Für Ömer Ayranci ist eine Behinderung kein Grund, jemanden nicht einzustellen. „Unsere beiden Mitarbeiter haben Hörschwierigkeiten. Wir haben diese Barriere überwunden, indem wir uns darauf eingelassen haben“, sagt er. „Ein inklusiver Betrieb zu sein bedeutet für mich, dass wir schwerbehinderte Menschen nicht als benachteiligt einstufen, sondern versuchen, eine Verbindung in unsere Arbeitswelt herzustellen, sodass sie, auch wenn sie behindert sind, die Arbeit ausführen können.“ Er ist sicher: „Wenn jemand schwerbehindert ist und etwas nicht kann, hat er stattdessen andere gute Fähigkeiten.“ Anderen Betrieben rät er, das inklusive Konzept einfach auszuprobieren.

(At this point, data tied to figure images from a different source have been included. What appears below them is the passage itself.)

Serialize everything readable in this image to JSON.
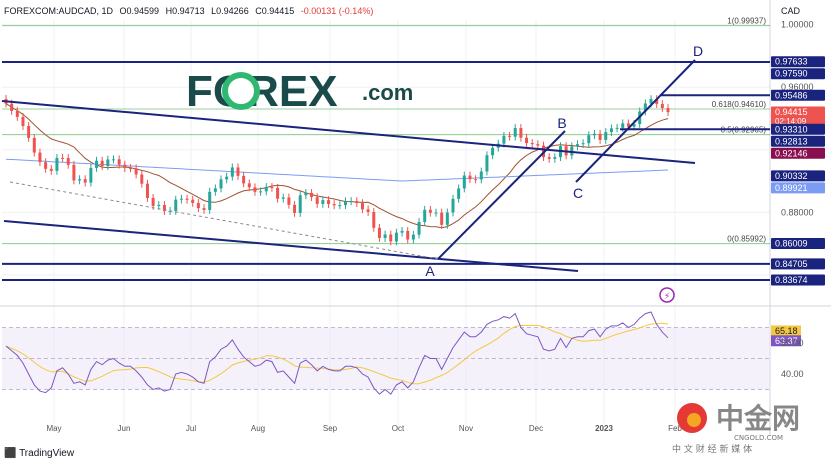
{
  "header": {
    "symbol": "FOREXCOM:AUDCAD, 1D",
    "open": "O0.94599",
    "high": "H0.94713",
    "low": "L0.94266",
    "close": "C0.94415",
    "change": "-0.00131 (-0.14%)"
  },
  "currency": "CAD",
  "watermark": {
    "brand": "FOREX",
    "suffix": ".com"
  },
  "footer": {
    "brand": "TradingView"
  },
  "cn_logo": {
    "name": "中金网",
    "domain": "CNGOLD.COM",
    "tagline": "中 文 财 经 新 媒 体"
  },
  "colors": {
    "candle_up": "#26a69a",
    "candle_down": "#ef5350",
    "trendline": "#1a237e",
    "ma_brown": "#a0522d",
    "ma_blue": "#7b9cf2",
    "rsi": "#7e57c2",
    "rsi_ma": "#f5c842",
    "fib": "#4caf50"
  },
  "chart_data": {
    "type": "candlestick",
    "x_ticks": [
      "May",
      "Jun",
      "Jul",
      "Aug",
      "Sep",
      "Oct",
      "Nov",
      "Dec",
      "2023",
      "Feb"
    ],
    "y_ticks": [
      "1.00000",
      "0.96000",
      "0.88000"
    ],
    "y_range": [
      0.822,
      1.003
    ],
    "price_labels": [
      {
        "text": "0.97633",
        "value": 0.97633,
        "bg": "#1a237e"
      },
      {
        "text": "0.97590",
        "value": 0.9759,
        "bg": "#1a237e"
      },
      {
        "text": "0.95486",
        "value": 0.95486,
        "bg": "#1a237e"
      },
      {
        "text": "0.94415",
        "value": 0.94415,
        "bg": "#ef5350",
        "sub": "02:14:09"
      },
      {
        "text": "0.93310",
        "value": 0.9331,
        "bg": "#1a237e"
      },
      {
        "text": "0.92813",
        "value": 0.92813,
        "bg": "#1a237e"
      },
      {
        "text": "0.92146",
        "value": 0.92146,
        "bg": "#880e4f"
      },
      {
        "text": "0.90332",
        "value": 0.90332,
        "bg": "#1a237e"
      },
      {
        "text": "0.89921",
        "value": 0.89921,
        "bg": "#7b9cf2"
      },
      {
        "text": "0.86009",
        "value": 0.86009,
        "bg": "#1a237e"
      },
      {
        "text": "0.84705",
        "value": 0.84705,
        "bg": "#1a237e"
      },
      {
        "text": "0.83674",
        "value": 0.83674,
        "bg": "#1a237e"
      }
    ],
    "fib_levels": [
      {
        "label": "1(0.99937)",
        "value": 0.99937
      },
      {
        "label": "0.618(0.94610)",
        "value": 0.9461
      },
      {
        "label": "0.5(0.92965)",
        "value": 0.92965
      },
      {
        "label": "0(0.85992)",
        "value": 0.85992
      }
    ],
    "wave_labels": [
      "A",
      "B",
      "C",
      "D"
    ],
    "rsi": {
      "ticks": [
        "60.00",
        "40.00"
      ],
      "range": [
        20,
        80
      ],
      "labels": [
        {
          "text": "65.18",
          "value": 65.18,
          "bg": "#f5c842"
        },
        {
          "text": "63.37",
          "value": 63.37,
          "bg": "#7e57c2"
        }
      ]
    },
    "close_path": [
      0.9495,
      0.9448,
      0.941,
      0.9352,
      0.9276,
      0.9182,
      0.9121,
      0.9078,
      0.9065,
      0.9148,
      0.9147,
      0.9104,
      0.9004,
      0.9012,
      0.899,
      0.9084,
      0.913,
      0.9096,
      0.9138,
      0.9139,
      0.9105,
      0.9083,
      0.9081,
      0.9042,
      0.8983,
      0.8892,
      0.8841,
      0.8847,
      0.8808,
      0.8809,
      0.8881,
      0.8887,
      0.888,
      0.886,
      0.8827,
      0.8815,
      0.8931,
      0.8953,
      0.9011,
      0.9028,
      0.9087,
      0.9033,
      0.8985,
      0.896,
      0.8931,
      0.8934,
      0.8962,
      0.8956,
      0.8887,
      0.8895,
      0.8848,
      0.8796,
      0.8909,
      0.8924,
      0.8897,
      0.8854,
      0.8878,
      0.8853,
      0.8845,
      0.8846,
      0.8871,
      0.8872,
      0.8859,
      0.8819,
      0.8802,
      0.8701,
      0.8636,
      0.8658,
      0.8614,
      0.867,
      0.8681,
      0.8626,
      0.8657,
      0.8738,
      0.8816,
      0.8797,
      0.8798,
      0.872,
      0.8799,
      0.8886,
      0.8953,
      0.9035,
      0.9012,
      0.901,
      0.9061,
      0.9165,
      0.9213,
      0.9239,
      0.9289,
      0.9284,
      0.9339,
      0.9277,
      0.9243,
      0.9236,
      0.9227,
      0.9153,
      0.9142,
      0.9153,
      0.9223,
      0.9164,
      0.9222,
      0.9236,
      0.9242,
      0.9293,
      0.9302,
      0.9263,
      0.9313,
      0.9337,
      0.934,
      0.9369,
      0.9348,
      0.9365,
      0.9445,
      0.9496,
      0.9524,
      0.9493,
      0.9467,
      0.9441
    ],
    "rsi_path": [
      58,
      55,
      52,
      47,
      40,
      33,
      29,
      28,
      31,
      42,
      44,
      40,
      34,
      35,
      33,
      43,
      48,
      46,
      49,
      50,
      47,
      45,
      45,
      42,
      38,
      33,
      30,
      31,
      29,
      30,
      40,
      41,
      40,
      38,
      35,
      34,
      48,
      51,
      56,
      58,
      62,
      56,
      51,
      48,
      45,
      46,
      49,
      48,
      41,
      42,
      38,
      34,
      47,
      49,
      46,
      42,
      45,
      43,
      42,
      42,
      45,
      45,
      44,
      40,
      38,
      31,
      27,
      30,
      27,
      33,
      35,
      31,
      35,
      44,
      52,
      50,
      50,
      43,
      50,
      57,
      62,
      67,
      64,
      64,
      67,
      72,
      74,
      75,
      77,
      76,
      79,
      70,
      66,
      65,
      64,
      56,
      55,
      56,
      63,
      57,
      63,
      64,
      64,
      68,
      69,
      64,
      69,
      71,
      71,
      73,
      70,
      72,
      76,
      79,
      80,
      72,
      67,
      63.37
    ]
  }
}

Die Auszeichnung gibt uns Rückenwind und bestätigt uns darin, dass wir auf einem guten Weg sind.

Ömer Ayranci, Avanta-Chef

Diese Einstellung kommt bei seinen Angestellten offenbar gut an. Die Zusammenarbeit in der Belegschaft funktioniere wunderbar, so Ayranci. „Man braucht etwas Zeit, um sich an die Gebärdensprache zu gewöhnen. Gespräche dauern insgesamt länger, das ist ja klar. Wir sind eben etwas kleiner als andere inklusive Betriebe und haben keinen extra Betreuer oder Übersetzer.” Auch Melanie Bayram macht die Arbeit bei Avanta Spaß. „Die Zusammenarbeit mit den Kollegen gefällt mir gut“, wird sie in der Bewerbung für den Inklusionspreis zitiert. Sie arbeite gerne bei Avanta und möchte dort auch gerne bleiben.

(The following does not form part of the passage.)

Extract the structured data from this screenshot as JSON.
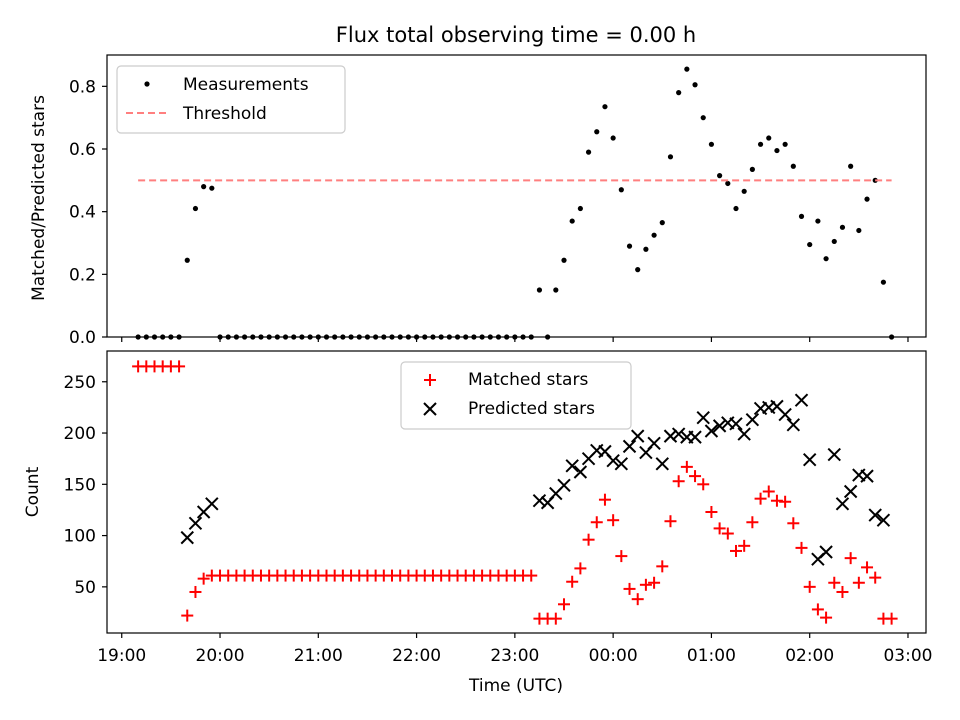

Während der Pandemie hat Avanta auf Kurzarbeit verzichtet. Laut Ayranci hat nur die Geschäftsleitung die eigenen Gehälter reduziert. Außerdem habe er einen Kredit aufgenommen und die Räumlichkeiten verkleinert. Deshalb freut sich der Unternehmer besonders über die Anerkennung durch den Inklusionspreis. „Die Auszeichnung gibt uns Rückenwind und bestätigt uns darin, dass wir auf einem guten Weg sind“, sagt er.

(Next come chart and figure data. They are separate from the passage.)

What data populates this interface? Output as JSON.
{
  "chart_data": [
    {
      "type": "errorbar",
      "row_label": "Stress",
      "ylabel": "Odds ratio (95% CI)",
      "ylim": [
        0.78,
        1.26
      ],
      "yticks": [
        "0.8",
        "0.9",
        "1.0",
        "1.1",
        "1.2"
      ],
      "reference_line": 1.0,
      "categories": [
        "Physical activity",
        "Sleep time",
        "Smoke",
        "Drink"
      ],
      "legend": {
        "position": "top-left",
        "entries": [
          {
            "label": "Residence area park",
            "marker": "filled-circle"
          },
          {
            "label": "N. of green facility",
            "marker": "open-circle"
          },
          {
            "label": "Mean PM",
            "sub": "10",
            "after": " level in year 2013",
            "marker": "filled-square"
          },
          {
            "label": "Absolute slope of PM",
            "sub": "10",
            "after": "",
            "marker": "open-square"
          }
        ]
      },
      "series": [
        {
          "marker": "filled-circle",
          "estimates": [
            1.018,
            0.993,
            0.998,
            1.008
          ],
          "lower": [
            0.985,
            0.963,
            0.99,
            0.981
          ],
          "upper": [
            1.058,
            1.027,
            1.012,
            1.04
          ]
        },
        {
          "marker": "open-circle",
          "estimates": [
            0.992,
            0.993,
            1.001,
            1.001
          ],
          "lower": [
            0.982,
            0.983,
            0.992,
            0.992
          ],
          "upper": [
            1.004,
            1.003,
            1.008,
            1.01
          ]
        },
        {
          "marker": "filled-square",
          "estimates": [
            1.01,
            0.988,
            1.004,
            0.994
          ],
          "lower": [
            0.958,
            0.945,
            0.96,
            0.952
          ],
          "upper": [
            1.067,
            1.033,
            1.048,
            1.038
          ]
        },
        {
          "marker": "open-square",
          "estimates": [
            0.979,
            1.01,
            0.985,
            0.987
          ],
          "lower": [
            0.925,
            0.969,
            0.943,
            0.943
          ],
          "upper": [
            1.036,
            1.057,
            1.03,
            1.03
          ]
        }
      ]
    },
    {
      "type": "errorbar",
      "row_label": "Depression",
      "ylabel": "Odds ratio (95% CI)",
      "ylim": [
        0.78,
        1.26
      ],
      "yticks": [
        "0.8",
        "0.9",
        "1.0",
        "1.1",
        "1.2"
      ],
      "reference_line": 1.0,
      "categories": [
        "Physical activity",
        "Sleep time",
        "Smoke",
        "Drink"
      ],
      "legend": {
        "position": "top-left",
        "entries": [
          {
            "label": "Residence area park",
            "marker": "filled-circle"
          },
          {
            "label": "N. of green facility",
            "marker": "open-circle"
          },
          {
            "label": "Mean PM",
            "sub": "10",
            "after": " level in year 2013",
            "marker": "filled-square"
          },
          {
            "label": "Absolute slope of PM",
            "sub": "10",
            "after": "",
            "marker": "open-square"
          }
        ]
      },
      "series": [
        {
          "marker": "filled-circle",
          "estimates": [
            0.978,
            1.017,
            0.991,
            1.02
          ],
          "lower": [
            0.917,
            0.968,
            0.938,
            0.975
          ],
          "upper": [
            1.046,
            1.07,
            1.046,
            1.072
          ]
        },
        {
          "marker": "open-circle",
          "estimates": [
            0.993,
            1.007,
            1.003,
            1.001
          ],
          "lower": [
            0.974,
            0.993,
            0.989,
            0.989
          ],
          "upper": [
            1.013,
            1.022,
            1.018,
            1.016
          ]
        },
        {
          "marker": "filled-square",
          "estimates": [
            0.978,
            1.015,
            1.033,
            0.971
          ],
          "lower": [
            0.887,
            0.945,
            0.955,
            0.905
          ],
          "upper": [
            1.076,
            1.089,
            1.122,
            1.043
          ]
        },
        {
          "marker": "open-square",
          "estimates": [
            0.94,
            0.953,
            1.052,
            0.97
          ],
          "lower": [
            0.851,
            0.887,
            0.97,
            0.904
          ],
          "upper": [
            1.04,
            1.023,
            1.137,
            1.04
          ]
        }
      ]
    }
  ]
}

Der Preis ist mit 10.000 Euro dotiert, Ömer Ayranci möchte das Geld in die Weiterentwicklung der Firma investieren. Für die Zukunft wünscht er sich, dass sein Unternehmen erhalten bleibt „und im besten Fall irgendwann von unseren zwei Kindern fortgeführt wird“, wie er sagt. Die Zeichen dafür stehen nicht schlecht. Aktuell sucht Avanta ausgebildete Kaufleute für das Büromanagement.